If you knew of a company that had high manufacturing costs, was in a highly competitive market, and was hemorrhaging money, would you invest in it?
Well, U.S. President Barack Obama and the federal government did - using taxpayer money.
And now that company, Solyndra LLC, is bankrupt, and the $535 million loan it secured from the government stands little chance of being repaid.
Republicans have seized upon the Solyndra collapse as a political embarrassment for the Obama administration, which pressured the U.S. Department of Energy to approve the loan application in August 2009.
President Barack Obama's May 2010 visit to the Fremont, CA, facility established Solyndra as a focal point for his green jobs initiative.
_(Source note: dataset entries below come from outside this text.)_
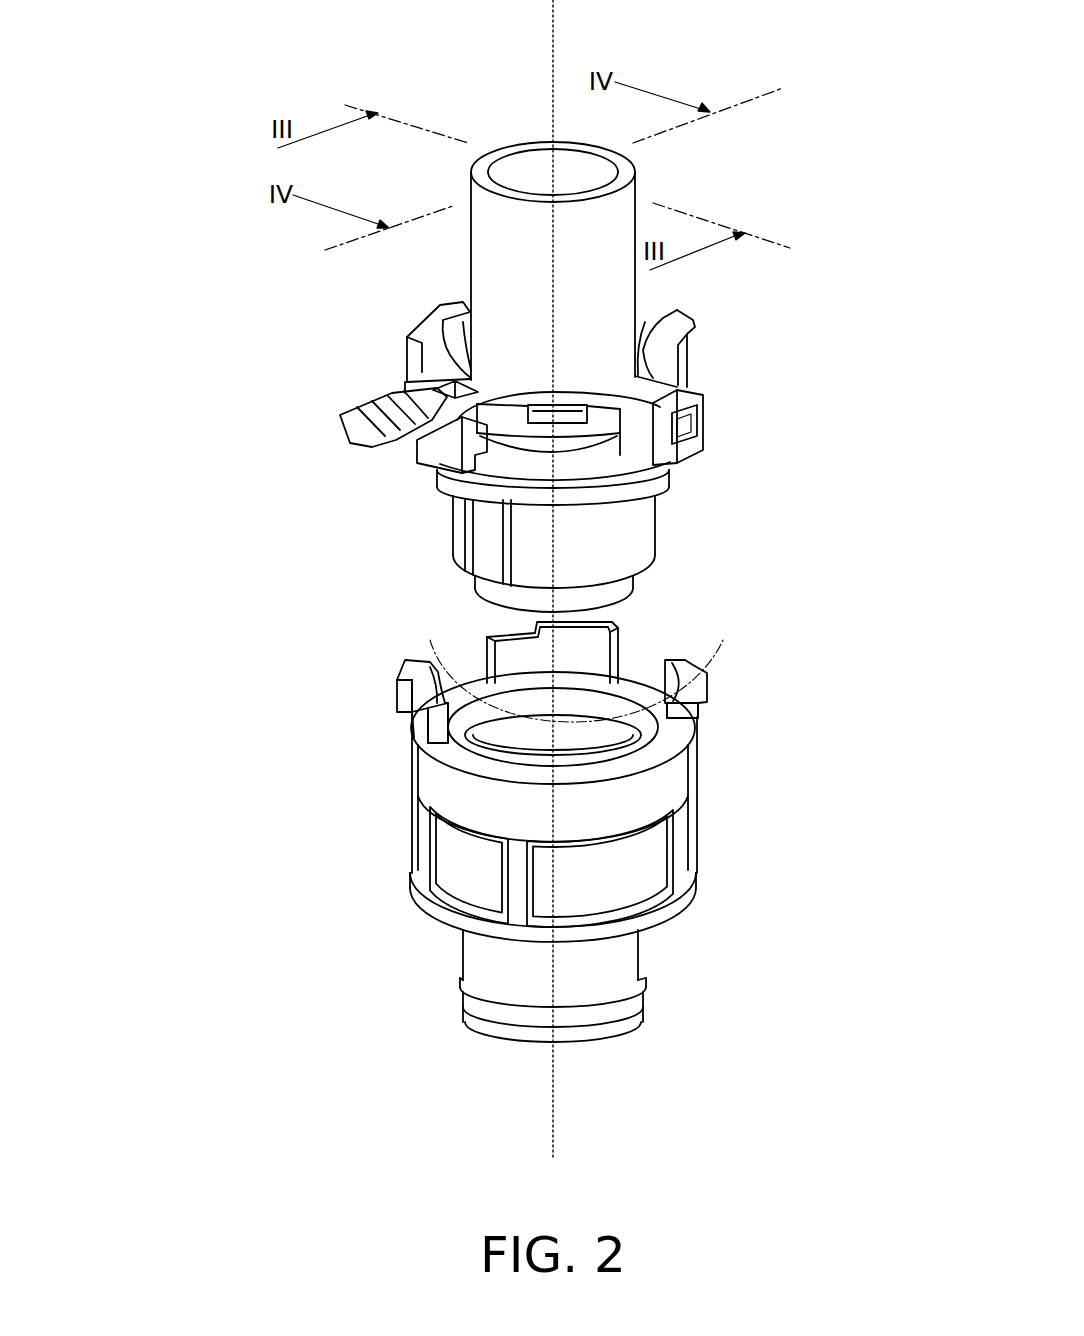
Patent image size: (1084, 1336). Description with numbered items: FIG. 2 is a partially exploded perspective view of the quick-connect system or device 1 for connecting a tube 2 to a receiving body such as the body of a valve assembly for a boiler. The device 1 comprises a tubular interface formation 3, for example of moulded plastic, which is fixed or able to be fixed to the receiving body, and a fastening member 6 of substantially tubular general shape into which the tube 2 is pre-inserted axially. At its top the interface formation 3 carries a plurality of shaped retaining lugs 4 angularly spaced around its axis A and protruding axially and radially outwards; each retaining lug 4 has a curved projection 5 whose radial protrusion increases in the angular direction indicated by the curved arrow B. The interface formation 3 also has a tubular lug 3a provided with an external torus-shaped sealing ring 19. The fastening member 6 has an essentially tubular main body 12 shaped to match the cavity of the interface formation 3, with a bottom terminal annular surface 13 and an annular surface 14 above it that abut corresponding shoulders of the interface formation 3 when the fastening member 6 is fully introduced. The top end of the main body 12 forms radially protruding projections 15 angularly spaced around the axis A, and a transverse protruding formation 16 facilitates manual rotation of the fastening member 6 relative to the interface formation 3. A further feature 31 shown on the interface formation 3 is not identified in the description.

The quick-connect system or device 1 is at (353, 504).
The tube 2 is at (552, 550).
The tubular interface formation 3 is at (534, 866).
The tubular lug 3a is at (627, 972).
The retaining lugs 4 is at (715, 690).
The curved projection 5 is at (397, 678).
The fastening member 6 is at (544, 376).
The main body 12 is at (455, 534).
The bottom terminal annular surface 13 is at (650, 570).
The annular surface 14 is at (633, 508).
The projections 15 is at (425, 324).
The transverse protruding formation 16 is at (383, 396).
The torus-shaped sealing ring 19 is at (492, 1018).
The bore 31 is at (467, 748).
The axis A is at (553, 68).
The curved arrow B is at (627, 630).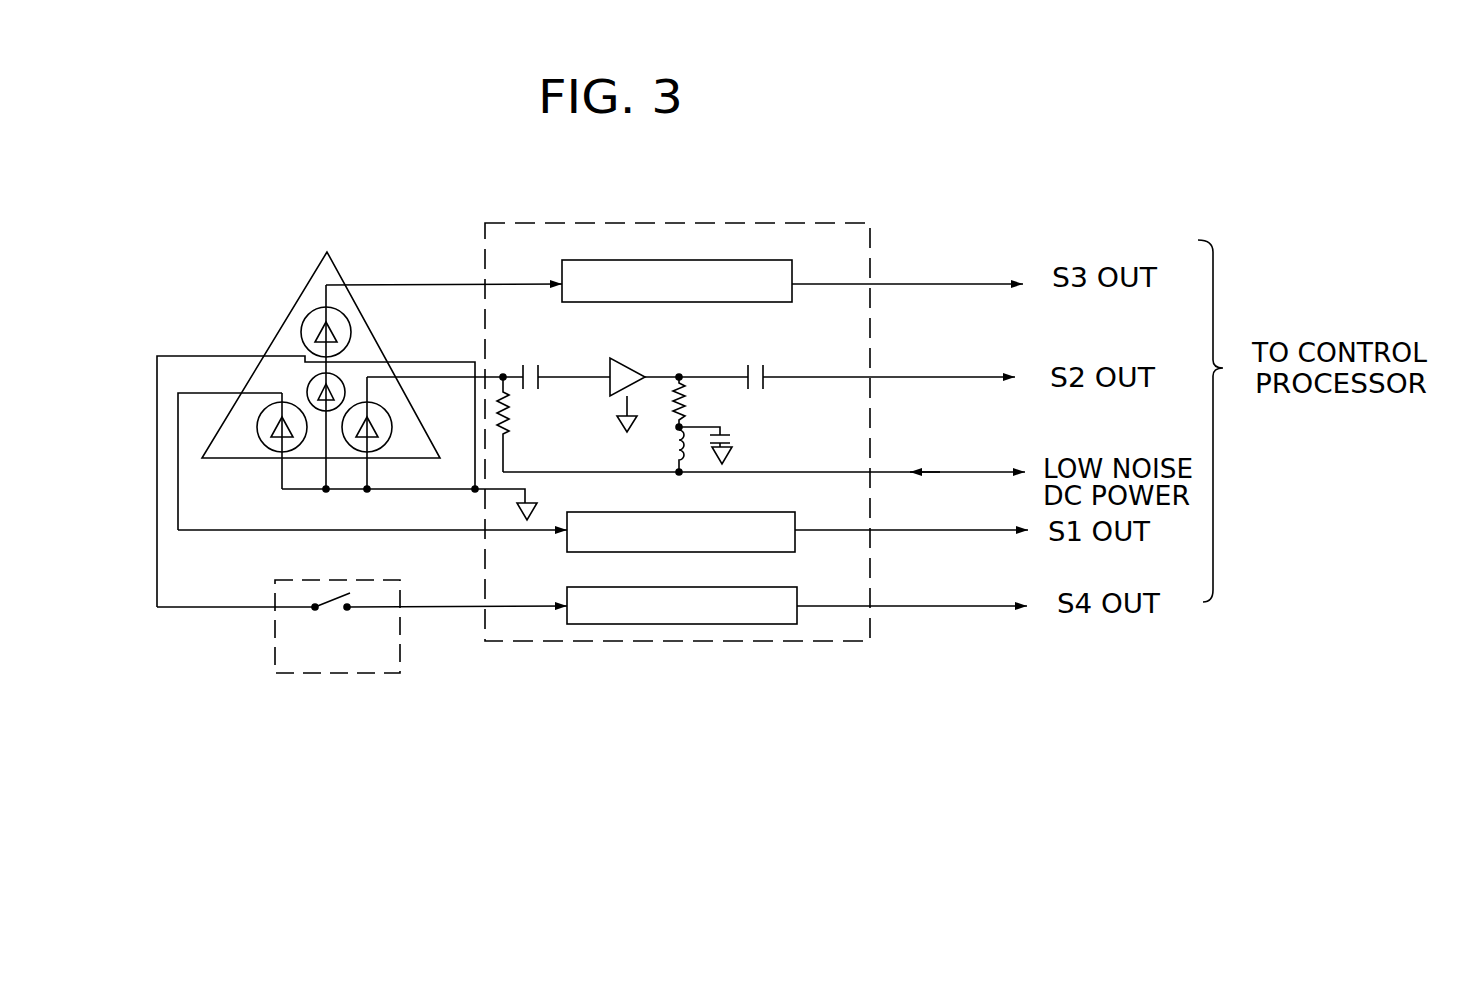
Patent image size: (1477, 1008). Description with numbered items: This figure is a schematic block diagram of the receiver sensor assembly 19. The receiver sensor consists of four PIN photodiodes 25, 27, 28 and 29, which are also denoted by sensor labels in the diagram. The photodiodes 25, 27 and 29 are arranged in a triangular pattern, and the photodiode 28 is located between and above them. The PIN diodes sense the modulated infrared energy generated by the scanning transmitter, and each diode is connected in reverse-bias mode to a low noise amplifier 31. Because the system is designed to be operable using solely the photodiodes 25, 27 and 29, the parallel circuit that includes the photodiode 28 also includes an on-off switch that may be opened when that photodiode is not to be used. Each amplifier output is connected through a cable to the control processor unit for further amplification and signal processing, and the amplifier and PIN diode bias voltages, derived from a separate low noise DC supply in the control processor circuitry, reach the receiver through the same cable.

The sensor detector assembly 19 is at (460, 710).
The PIN photodiode 25 is at (258, 427).
The PIN photodiode 27 is at (388, 428).
The PIN photodiode 28 is at (340, 384).
The PIN photodiode 29 is at (305, 327).
The low noise amplifier 31 is at (740, 643).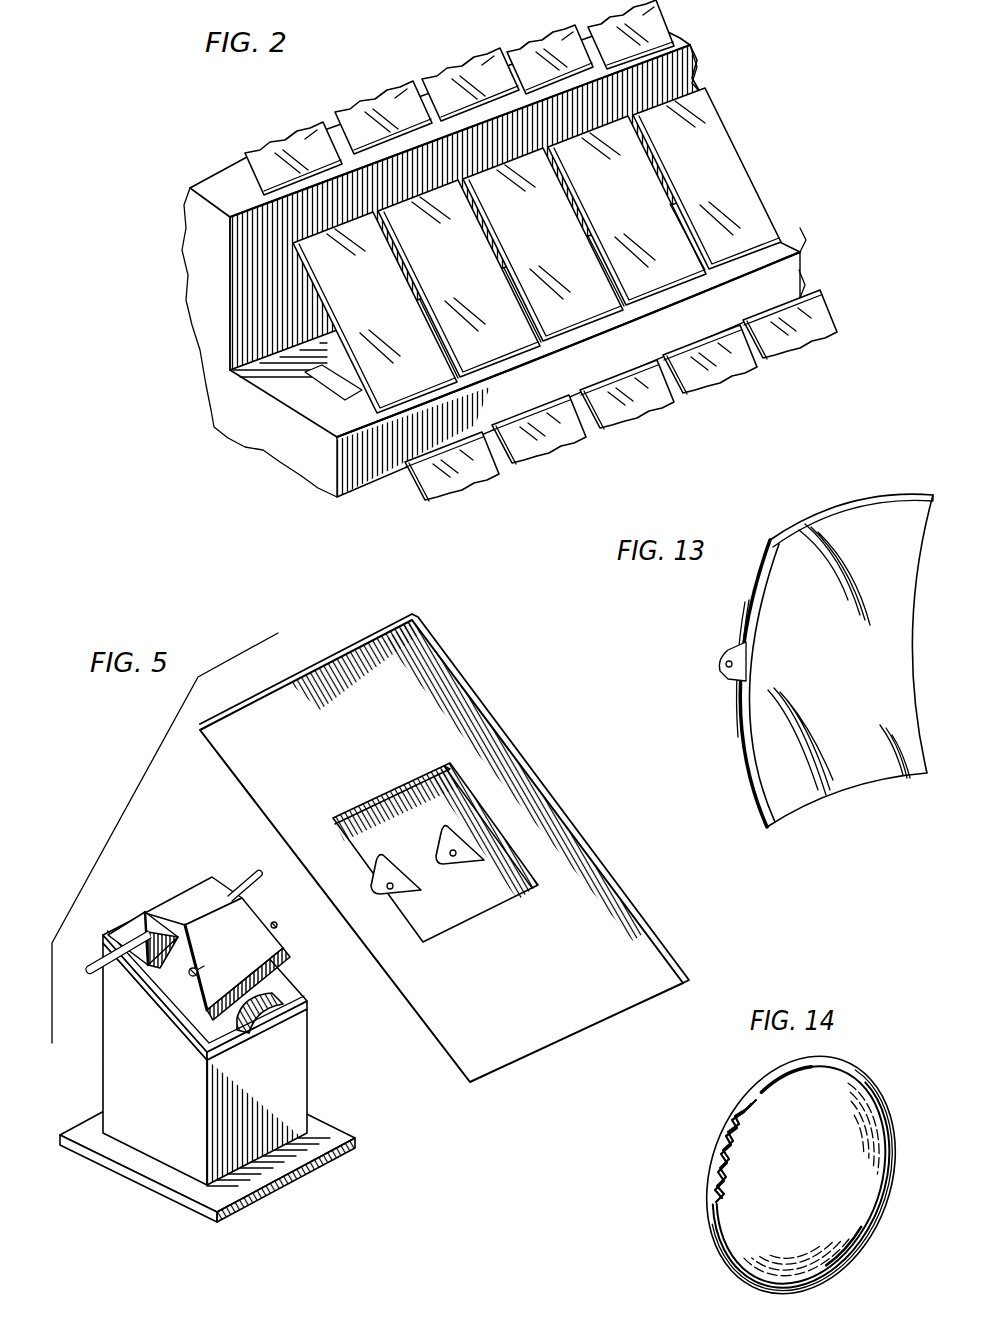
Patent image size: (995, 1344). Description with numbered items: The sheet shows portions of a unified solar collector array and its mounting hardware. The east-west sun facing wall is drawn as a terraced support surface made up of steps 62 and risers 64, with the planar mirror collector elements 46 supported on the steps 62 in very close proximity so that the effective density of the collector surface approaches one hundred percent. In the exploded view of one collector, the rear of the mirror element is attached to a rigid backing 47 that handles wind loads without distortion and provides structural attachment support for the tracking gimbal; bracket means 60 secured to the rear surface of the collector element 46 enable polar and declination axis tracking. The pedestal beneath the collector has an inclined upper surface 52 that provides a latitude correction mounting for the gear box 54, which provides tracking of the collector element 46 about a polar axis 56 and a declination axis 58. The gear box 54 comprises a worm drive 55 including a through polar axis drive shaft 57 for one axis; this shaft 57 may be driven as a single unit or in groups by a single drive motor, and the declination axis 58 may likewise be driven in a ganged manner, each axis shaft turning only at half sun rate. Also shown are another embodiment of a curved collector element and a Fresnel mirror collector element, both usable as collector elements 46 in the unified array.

In FIG. 2, the solar energy collector element 46 is at (384, 314).
In FIG. 5, the solar energy collector element 46 is at (540, 791).
In FIG. 5, the rigid backing 47 is at (534, 987).
In FIG. 5, the inclined upper surface 52 is at (232, 1046).
In FIG. 5, the gear box 54 is at (190, 890).
In FIG. 5, the worm drive 55 is at (158, 912).
In FIG. 5, the polar axis 56 is at (268, 1012).
In FIG. 5, the polar axis drive shaft 57 is at (238, 884).
In FIG. 5, the declination axis 58 is at (278, 927).
In FIG. 5, the bracket means 60 is at (464, 866).
In FIG. 2, the steps 62 is at (242, 197).
In FIG. 2, the risers 64 is at (250, 285).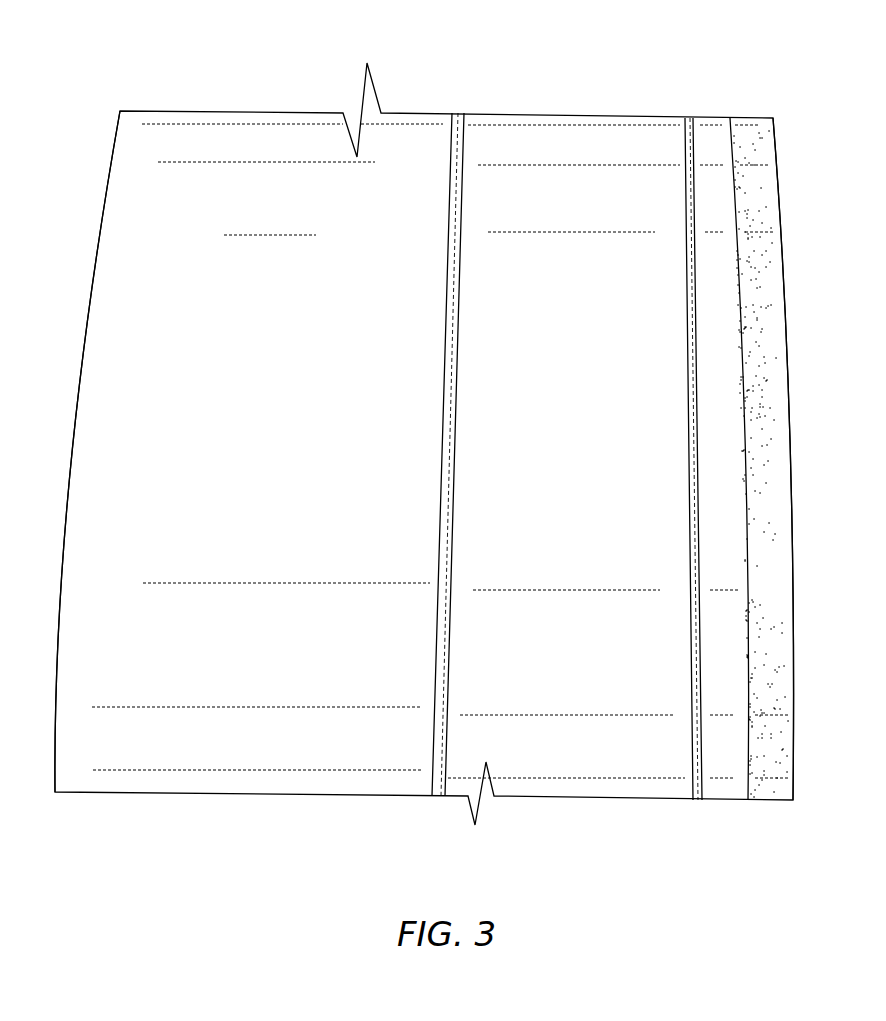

But as a money-losing company with a business model that virtually assured eventual collapse, Solyndra was a bad bet. The company filed for Chapter 11 bankruptcy protection on Sept. 6.
"Solyndra was never profitable, and it was obviously poorly managed and unviable in the global market," Rep. Cliff Stearns, R-FL, chairman of a congressional panel investigating the Solyndra bankruptcy, told The New York Times.
It's amazing Solyndra needed a federal loan guarantee at all; it attracted $1 billion in private capital in addition to half billion it received through the federal loan guarantee program in September 2009.
Yet, by the end of August, most of it was gone.
Although the Obama administration has blamed the Solyndra collapse on poor luck and stiff competition from Chinese solar companies, many warning signs were apparent even before the loan guarantee was approved.